Editorial: Aussie windfall taxes 2.0

Yes, they’re back. And probably here to stay this time. Rebounding from the June 2010 defeat of its proposed 40% “Resource Super Profits Tax” (RSPT) on miners, Australia’s centre-left government has spent the past year developing a more palatable version of its windfall tax.

Called the “Mineral Resource Rent Tax” (MRRT), the proposed legislation is newly open to public comment and has become the talk of the mining scene Down Under.

The MRRT is modeled on Australia’s existing “Petroleum Resource Rent Tax,” and is due to come into force in July 2012, taxing at a 30% rate the “super profits” of iron ore and coal mines in Australia. (The RSPT was on all mined commodities).

These super profits would kick in when profits rise above the long-term government bond rate plus 7%. At the same time, there would be a 25% “extraction allowance” that would result in only 75% of taxable profits being subject to the MRRT, and the first A$50 million in profits would be exempt.

The introduction of the RSPT by then-Prime Minister Kevin Rudd and his treasurer Wayne Swan led to a firestorm of opposition from miners, right-leaning Liberal Party members, and governments of some mining-dependent states. Aussie mining stocks were pounded hard, and it rankled the mining industry that the government did not consult with it before unveiling the tax proposal.

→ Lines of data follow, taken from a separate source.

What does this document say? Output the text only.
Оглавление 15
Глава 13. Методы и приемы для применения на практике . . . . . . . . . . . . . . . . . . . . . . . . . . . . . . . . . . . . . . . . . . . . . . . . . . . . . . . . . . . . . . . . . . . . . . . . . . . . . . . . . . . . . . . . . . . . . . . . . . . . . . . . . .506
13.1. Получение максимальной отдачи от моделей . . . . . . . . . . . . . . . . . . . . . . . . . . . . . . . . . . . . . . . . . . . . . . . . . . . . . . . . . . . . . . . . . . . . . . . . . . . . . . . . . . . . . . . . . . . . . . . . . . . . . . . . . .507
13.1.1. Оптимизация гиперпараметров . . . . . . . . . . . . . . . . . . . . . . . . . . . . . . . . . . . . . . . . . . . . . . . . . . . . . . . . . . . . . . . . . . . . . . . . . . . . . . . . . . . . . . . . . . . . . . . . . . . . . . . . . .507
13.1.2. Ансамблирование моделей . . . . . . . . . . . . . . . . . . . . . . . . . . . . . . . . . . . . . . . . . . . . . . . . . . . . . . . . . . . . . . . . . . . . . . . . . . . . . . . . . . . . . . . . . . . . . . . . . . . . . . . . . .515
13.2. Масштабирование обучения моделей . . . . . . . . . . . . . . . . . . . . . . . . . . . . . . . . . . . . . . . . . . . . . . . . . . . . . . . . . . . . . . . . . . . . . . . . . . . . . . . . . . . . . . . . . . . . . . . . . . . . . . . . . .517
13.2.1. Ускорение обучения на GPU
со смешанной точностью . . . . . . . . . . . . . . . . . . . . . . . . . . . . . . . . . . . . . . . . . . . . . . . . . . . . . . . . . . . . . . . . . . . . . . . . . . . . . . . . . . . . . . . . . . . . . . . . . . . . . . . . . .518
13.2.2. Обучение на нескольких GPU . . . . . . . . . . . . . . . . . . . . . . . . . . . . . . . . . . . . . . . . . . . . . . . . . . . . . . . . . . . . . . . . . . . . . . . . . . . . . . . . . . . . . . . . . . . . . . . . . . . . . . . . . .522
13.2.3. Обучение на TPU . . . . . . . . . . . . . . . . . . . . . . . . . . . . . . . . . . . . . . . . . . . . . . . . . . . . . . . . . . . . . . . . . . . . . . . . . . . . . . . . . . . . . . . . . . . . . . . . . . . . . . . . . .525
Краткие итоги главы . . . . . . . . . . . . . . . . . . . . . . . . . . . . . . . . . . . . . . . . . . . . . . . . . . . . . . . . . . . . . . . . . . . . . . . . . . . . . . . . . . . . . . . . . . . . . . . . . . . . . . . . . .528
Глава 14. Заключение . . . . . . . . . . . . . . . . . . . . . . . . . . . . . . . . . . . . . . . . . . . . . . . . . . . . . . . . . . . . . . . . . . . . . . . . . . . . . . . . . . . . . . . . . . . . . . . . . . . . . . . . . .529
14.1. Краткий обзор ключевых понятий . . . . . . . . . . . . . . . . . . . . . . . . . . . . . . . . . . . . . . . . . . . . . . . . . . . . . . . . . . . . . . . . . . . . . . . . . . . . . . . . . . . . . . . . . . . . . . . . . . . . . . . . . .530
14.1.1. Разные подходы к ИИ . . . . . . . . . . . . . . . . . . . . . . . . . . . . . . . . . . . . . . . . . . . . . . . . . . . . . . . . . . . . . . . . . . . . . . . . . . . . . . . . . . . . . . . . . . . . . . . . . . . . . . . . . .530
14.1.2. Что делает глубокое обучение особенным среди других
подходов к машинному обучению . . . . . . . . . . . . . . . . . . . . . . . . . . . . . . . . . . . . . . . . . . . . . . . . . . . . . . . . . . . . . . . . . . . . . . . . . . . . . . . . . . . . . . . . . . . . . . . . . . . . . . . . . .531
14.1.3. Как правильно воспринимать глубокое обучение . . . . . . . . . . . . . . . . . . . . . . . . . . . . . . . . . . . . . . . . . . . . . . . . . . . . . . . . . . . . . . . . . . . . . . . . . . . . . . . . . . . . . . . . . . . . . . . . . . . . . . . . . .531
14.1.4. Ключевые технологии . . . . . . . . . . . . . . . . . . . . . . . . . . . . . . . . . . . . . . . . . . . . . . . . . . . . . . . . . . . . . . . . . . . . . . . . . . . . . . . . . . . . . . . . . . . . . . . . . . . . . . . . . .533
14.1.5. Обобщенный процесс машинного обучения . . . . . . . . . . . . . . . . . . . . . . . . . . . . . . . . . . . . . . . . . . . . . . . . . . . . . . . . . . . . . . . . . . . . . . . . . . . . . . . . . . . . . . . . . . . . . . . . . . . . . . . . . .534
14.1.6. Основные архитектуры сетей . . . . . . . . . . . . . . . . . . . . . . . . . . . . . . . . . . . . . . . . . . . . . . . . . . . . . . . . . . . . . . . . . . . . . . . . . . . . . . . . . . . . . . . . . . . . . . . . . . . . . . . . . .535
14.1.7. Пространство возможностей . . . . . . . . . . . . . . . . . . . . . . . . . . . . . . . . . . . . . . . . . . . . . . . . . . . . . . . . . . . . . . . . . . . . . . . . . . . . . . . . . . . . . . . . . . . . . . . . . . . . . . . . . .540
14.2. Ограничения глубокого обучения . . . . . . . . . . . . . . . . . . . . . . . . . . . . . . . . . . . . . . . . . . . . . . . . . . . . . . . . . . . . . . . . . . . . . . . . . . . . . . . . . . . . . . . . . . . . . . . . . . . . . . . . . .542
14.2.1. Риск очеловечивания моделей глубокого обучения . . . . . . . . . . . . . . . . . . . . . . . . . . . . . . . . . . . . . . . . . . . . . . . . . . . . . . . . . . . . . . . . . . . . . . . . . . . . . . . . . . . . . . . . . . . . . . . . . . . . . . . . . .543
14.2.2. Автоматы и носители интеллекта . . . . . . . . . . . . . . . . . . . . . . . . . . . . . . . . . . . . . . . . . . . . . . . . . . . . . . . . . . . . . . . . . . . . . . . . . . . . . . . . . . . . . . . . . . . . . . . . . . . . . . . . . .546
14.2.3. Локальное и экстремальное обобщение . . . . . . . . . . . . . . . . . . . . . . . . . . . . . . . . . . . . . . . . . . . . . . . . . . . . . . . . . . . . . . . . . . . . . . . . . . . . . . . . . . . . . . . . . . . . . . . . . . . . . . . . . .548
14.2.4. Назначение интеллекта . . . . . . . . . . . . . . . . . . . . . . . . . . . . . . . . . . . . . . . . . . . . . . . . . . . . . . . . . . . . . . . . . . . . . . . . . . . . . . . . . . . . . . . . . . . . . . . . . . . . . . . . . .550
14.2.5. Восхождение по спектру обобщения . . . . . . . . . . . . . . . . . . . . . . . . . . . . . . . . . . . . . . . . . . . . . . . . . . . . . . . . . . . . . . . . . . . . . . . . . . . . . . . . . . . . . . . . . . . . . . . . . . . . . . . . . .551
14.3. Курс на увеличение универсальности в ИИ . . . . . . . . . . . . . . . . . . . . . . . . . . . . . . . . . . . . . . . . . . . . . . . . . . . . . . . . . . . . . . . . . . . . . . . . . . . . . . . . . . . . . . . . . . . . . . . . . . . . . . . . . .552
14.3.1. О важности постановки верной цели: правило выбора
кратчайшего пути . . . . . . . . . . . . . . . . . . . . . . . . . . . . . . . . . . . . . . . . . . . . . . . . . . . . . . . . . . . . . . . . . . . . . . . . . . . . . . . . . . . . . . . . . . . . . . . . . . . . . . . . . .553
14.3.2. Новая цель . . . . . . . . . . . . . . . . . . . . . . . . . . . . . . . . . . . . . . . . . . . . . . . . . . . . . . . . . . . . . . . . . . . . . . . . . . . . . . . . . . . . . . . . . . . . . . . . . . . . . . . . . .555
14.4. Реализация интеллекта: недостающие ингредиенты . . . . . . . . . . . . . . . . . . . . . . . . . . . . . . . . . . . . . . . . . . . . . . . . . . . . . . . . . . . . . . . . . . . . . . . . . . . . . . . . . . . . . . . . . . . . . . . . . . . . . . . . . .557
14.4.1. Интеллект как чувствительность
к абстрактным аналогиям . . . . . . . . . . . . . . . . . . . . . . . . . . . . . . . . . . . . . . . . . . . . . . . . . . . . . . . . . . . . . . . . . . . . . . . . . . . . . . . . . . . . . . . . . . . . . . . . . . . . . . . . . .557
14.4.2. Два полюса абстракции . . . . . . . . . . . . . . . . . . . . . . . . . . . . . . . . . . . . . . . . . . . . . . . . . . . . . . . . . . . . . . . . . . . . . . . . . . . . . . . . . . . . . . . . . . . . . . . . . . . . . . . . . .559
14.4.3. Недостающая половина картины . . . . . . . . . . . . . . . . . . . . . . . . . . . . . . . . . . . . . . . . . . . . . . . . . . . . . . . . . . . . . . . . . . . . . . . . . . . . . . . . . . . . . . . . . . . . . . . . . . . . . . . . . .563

The backlash helped lead to Rudd’s shocking ouster in a caucus revolt in June 2010, and his replacement by Julia Gillard as Labor Party leader and prime minister.

In promoting its latest windfall-tax proposal, Gillard’s government says that “increasing the tax on high-profit resource projects will allow us to redistribute the benefits of extracting Australian resources across the whole community,” and that it is “committed to a strong, sustainable Australian resource sector.”

The government established its “Policy Transition Group” in August 2010 to study the MRRT proposal and provide it with reports in December 2010. That led to the government adopting the group’s 94 recommendations as it further crafted the tax in March 2010. And this time around, the government made some effort to consult with mining companies – even if only the largest ones.

The full details of the MRRT are still forthcoming, but the only small benefit to miners appears to be that small mineral exploration companies would be better able to recoup losses on unsuccessful ventures. Overall, though, the MRRT discourages iron ore and coal exploration in Australia, as it reduces the payoff of any profitable find.

The reaction to the MRRT by Australia’s mining industry is pretty much a replay of what happened with the RSPT, minus many of the players who don’t have big iron ore or coal mines in the country. Mining unions and other labour groups, though, support the new tax.

The hardest-hit companies would still be the three biggest miners in the country: BHP Billiton, Rio Tinto and Xstrata. They would see the effective tax rates on their Australian mines climb from 30% to about 40% – a big chunk of change, but still lower than the punishing 58% under the RSPT. The two biggest North American-based companies to be walloped by the MRRT are Cliffs Natural Resources and Peabody Energy.

(North American-based miners active at non-coal or iron ore mines in Australia, and thus exempt from the MRRT, include Barrick Gold, Newmont Mining, New Gold, First Quantum Minerals, Coeur d’Alene Mines, Cameco and Northgate Minerals.)

This limiting of the tax to iron ore and coal profits also lifts a considerable burden off the proposed mega-expansion of the Olympic Dam uranium-copper-gold-silver mine in South Australia.

But there’s no way around it: the MRRT is a huge tax hike on miners that will bring in perhaps an extra A$11 billion to federal government coffers in the first three years.

However, there is little sympathy among the general population in Australia for the country’s multinational, highly profitable iron ore and coal miners, so it’s easy to predict that this tax is going to stick.

Whereas the mining industry showed a unified front in battling the RSPT and funded a large anti-tax ad campaign, the split this time is exemplified by the reactions of two of Australia’s richest mining executives: billionaire Andrew Forrest of Fortescue Metals, with his characteristic bluster, has called the MRRT “economic vandalism,” while Aquila Resources chief executive Tony Poli, worth an estimated $700 million,  told The Australian that it is “not unreasonable for mining companies to pay a bit more tax.”